Chapter 5 The NIMBUS Pipeline
5.4.1 Simple Queue Service (SQS) Performance
5.4.1.4 Exp:NIM1-4 SQS Queue Read Rates
The issues of reading queue message in a none distributed or parallel manner are consistent will the issues associated with writing messages to a queue. For each message read there is a connection overhead, but in addition to this there is also the overhead of deleting the message from the queue creating a double cost to message reading. When a message is read, a visibility timeout it set leaving the message invisible to others. Messages within the visibility timeout are referred to as a messages in flight, and the limit for the number of messages in flight is set currently at 120, 000. This provides a potential limit on the performance of a system using a single worker queue. A system which has the capacity to read more that that number of messages at one time, will be blocked reading messages until the total number of messages in flight is reduced below that threshold. This requires that either a message is returned to the queue or deleted by the reading worker.
While this is a limitation of the AWS SQS service it is not necessarily a limiting factor on the pipeline as it is possible to operate a larger number of queues, each containing file information for processing. If a pipeline was limited to operating at 120, 000 messages per second this would equate to 1.2M illion images per second using image data cubes of 10 stacked images, which in this pipeline would represent about 1 Terabyte per second, or 2.8 Petabytes per hour.

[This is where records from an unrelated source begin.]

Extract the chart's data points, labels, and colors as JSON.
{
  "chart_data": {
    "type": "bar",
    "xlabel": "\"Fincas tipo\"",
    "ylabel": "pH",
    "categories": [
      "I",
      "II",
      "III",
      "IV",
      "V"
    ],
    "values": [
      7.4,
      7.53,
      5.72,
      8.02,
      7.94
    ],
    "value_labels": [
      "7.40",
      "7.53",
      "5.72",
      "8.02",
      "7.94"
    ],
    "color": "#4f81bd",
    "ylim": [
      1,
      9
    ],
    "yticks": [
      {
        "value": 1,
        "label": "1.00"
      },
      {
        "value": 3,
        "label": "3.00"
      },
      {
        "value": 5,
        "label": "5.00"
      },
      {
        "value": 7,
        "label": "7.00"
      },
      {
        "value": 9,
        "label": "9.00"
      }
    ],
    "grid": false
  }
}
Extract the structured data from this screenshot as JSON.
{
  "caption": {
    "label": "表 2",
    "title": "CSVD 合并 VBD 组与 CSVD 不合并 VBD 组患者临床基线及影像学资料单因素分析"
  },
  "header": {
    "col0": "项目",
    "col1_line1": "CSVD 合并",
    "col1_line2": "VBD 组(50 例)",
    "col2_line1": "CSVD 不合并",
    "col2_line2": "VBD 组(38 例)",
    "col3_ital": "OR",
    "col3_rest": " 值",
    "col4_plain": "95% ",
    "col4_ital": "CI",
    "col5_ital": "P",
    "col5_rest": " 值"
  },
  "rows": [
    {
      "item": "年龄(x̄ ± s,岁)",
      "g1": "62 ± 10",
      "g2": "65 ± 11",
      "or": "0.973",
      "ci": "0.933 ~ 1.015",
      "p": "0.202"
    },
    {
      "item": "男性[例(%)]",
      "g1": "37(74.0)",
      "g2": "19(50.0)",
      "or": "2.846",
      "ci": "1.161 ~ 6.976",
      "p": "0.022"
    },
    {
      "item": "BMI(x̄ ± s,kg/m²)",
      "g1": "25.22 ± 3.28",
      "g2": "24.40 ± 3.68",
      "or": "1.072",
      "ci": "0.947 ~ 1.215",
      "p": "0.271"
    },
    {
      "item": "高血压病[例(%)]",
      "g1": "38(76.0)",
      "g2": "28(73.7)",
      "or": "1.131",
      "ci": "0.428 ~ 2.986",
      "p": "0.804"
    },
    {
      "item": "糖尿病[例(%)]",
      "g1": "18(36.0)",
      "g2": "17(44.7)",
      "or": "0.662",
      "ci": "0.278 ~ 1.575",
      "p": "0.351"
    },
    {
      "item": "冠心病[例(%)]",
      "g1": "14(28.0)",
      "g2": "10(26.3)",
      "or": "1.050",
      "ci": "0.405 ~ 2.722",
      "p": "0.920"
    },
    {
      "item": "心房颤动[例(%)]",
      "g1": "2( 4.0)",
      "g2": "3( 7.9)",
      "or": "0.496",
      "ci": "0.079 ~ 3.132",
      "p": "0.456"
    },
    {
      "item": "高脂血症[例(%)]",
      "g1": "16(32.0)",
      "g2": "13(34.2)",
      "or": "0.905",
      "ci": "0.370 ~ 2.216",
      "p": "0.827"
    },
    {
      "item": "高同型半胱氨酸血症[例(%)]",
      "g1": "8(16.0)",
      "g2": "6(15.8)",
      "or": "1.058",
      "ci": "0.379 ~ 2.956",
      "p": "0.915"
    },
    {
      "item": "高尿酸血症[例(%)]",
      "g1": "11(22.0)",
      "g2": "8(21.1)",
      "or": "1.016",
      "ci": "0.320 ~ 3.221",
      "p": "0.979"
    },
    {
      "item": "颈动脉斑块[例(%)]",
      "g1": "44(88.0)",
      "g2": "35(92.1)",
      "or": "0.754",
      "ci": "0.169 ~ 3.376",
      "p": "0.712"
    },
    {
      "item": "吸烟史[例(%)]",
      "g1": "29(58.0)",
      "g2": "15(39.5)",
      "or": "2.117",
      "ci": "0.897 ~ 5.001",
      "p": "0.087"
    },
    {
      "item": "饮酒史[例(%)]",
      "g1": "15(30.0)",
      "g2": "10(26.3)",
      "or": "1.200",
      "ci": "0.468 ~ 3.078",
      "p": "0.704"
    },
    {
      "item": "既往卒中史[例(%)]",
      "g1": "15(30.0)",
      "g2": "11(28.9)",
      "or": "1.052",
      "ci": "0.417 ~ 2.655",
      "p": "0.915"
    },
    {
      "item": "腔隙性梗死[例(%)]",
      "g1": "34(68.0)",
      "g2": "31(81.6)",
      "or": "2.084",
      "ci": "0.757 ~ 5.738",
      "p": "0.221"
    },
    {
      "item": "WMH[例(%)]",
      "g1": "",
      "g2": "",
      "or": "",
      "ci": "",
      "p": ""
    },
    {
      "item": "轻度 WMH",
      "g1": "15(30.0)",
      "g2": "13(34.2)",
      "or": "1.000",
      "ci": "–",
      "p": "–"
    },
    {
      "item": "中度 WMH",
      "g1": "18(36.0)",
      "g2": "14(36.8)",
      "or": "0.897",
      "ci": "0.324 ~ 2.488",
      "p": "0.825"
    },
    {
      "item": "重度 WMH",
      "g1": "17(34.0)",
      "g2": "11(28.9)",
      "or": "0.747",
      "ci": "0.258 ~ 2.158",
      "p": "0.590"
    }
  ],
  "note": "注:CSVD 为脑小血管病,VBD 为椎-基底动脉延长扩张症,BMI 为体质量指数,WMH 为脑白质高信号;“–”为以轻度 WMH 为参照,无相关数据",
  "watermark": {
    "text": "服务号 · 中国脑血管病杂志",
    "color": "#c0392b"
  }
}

The issue of reading queues quickly is more related to the processing of post experiment analysis than with the running of the system. With the pipeline’s distributed nature, and the use of batch downloading per worker node, the processing time of the images is the limiting factor for the image processing rate, not the message download time for each worker. The use of the queues for distributed sharing of log files and result files however does require some thought on queue read performance. The reason a queue system is used to record result information and log file information is that it allows the worker nodes to be more independent. By centralising key information about their processing to a central queue, all of the pipeline log messages are available in a single queue, although there is no specific reason why multiple queues could not be used.
If the log files are being monitored for issues with workers or with processing then they need
to be constantly read and monitored with key value pairs9 being sought to identify issues. The
read rate of a log file queue must therefore have a similar read rate to the worker processing rate. A monitoring process reading the queue will be doing considerably less processing that a worker node, so it should be able to process messages considerably faster, or allow for multiple monitors to operate simultaneously (which is the case). A single monitoring server reading queue messages can read approximately 100 messages per second when running multiple threads, as shown below in Figure 5.16. Multiple monitoring servers could therefore reasonably be assumed to be able to read all log or result messages produced by a fully functional operating pipeline. Using Equation 9
A key/value pair could be a specific pattern within the log file data indicting an unusual or important state for a worker, such as WorkerID:STOP
5.3 it can be estimated that the message read rate would have to be slightly greater than twice the message processing rate of a system since each worker generates just over 2 messages per image file processed. If a single monitoring system can read 100 images per second, then the total monitoring node requirements is the message processing rate of the system per second divided by 100.
25.5 σ13.5%
Single Threaded, Sequential program
100.8 σ14.2%
Multi-threaded, 40 threads program
100.1 σ22.6%
Multi-threaded, 60 threads program
0 50 100
Message reads per second
Figure 5.16: Exp:NIM1-4. Messages read per second from a single monitor server node using varying levels of threads running with the standard deviation shown.
A number of strategies were considered for log file message reading which are briefly discussed. • Serial Download requires a single-threaded application to read messages from the queue one at a time. It is possible to increase the number of messages taken from the queue at a single read, however this did not provide any significant performance improvements on the message read performance. This approach, as shown in Figure 5.16 is not an optimal solution.
• Multi-Threaded Download provided considerable improvements in the overall message download rate with the number of threads being a configurable number similar to the Python listings showing message writing. In this case messages are deleted once they have been read so the queue is constantly reducing over time.
• Multi-Threaded Download with messages in flight is a faster message read given that the message is not deleted, but rather messages are given an exceptionally long visibility read time when downloaded. When a message is read, the time it remains off the queue can be set. If no messages are deleted then the message limit of 120, 000 is a system bottleneck after which no messages can be read until that number is reduced. This method only works for queues which are relatively small. In the experiments performed, queue messages can reach over 1 Million messages.
• Multi-Threaded Download with messages in flight hybrid is a compromise solution which estimates the number of messages within the queue and has a policy of deleting a proportion of them to take advantage of the messages-in-flight mechanism, while never allowing the maximum number of messages to be in flight. For large queues however, the advantage is diminished over time.